A Agência Brasileira de Promoção de Exportações e Investimentos (ApexBrasil), por sua vez, informou na terça-feira (28) que suspendeu a participação das vinícolas Aurora, Cooperativa Garibaldi e Salton de suas atividades em razão do ocorrido na Serra Gaúcha. A entidade é vinculada ao Ministério do Desenvolvimento, Indústria, Comércio e Serviços (Mdic), que promove os produtos brasileiros fora do país.

Lidiane Maciel reforçou o coro dos organismos de controle e rechaçou a responsabilização apenas da terceirizadora de mão de obra. “Quando as empresas dependem do trabalhador migrante, elas devem estar preparadas para recebê-los adequadamente, a empresa precisa ter uma política interna de alojamento”.

Por meio de nota, a CNBB (Conferência Nacional dos Bispos do Brasil) recomendou às igrejas que busquem “vinhos de proveniência sobre as quais não existam dúvidas a respeito dos critérios éticos na sua produção”. A medida atinge diretamente a Salton, que é fabricante do vinho Canônico, muito usado em celebrações católicas.

Além disso, nas redes sociais multiplicam-se as manifestações de repúdio de usuários às empresas envolvidas, incluindo o incentivo ao boicote de seus produtos.

O caso do vereador do discurso xenófobo

Uma das repercussões mais agudas do caso se deu na esfera política.

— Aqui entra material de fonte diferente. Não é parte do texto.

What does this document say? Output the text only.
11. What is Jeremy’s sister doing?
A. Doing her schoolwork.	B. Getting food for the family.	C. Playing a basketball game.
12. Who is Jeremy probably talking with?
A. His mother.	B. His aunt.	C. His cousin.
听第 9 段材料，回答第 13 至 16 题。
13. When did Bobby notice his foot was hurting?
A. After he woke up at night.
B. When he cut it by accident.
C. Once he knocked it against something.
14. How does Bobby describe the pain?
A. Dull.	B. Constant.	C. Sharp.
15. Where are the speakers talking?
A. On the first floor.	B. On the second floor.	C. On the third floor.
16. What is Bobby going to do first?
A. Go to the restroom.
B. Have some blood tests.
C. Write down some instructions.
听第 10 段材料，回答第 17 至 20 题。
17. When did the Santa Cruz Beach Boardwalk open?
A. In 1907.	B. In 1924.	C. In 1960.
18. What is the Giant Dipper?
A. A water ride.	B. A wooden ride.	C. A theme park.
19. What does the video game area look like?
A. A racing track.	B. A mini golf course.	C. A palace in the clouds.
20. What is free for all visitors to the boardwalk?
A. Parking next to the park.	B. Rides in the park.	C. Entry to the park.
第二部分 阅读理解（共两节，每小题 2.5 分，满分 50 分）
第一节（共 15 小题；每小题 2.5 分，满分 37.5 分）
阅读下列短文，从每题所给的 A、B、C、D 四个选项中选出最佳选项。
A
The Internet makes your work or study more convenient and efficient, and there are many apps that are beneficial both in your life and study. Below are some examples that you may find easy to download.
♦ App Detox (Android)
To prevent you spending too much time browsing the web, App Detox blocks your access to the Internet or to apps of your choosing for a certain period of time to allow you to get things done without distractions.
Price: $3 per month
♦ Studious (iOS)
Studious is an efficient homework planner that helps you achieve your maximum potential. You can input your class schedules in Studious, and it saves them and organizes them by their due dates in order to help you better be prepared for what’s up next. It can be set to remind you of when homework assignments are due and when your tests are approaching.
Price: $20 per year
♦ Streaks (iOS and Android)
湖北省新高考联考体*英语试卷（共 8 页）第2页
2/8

Em pronunciamento na Câmara Municipal da cidade gaúcha, na terça-feira (28), o vereador Sandro Luiz Fantinel, ligado ao agronegócio local, disse que os acontecimentos eram “exagerados” e “midiáticos”. Além disso, fez uma manifestação xenófoba ao falar que os empresários da região não deveriam mais contratar “aquela gente lá de cima” e buscar mão-de-obra na Argentina.

“Não contratem mais aquela gente lá de cima. Conversem comigo, vamos criar uma linha e vamos contratar os argentinos. Porque todos os agricultores que têm argentinos trabalhando hoje só batem palma. São limpos, trabalhadores, corretos, cumprem o horário, mantêm a casa limpa e no dia de ir embora ainda agradecem o patrão pelo serviço prestado e pelo dinheiro que receberam”.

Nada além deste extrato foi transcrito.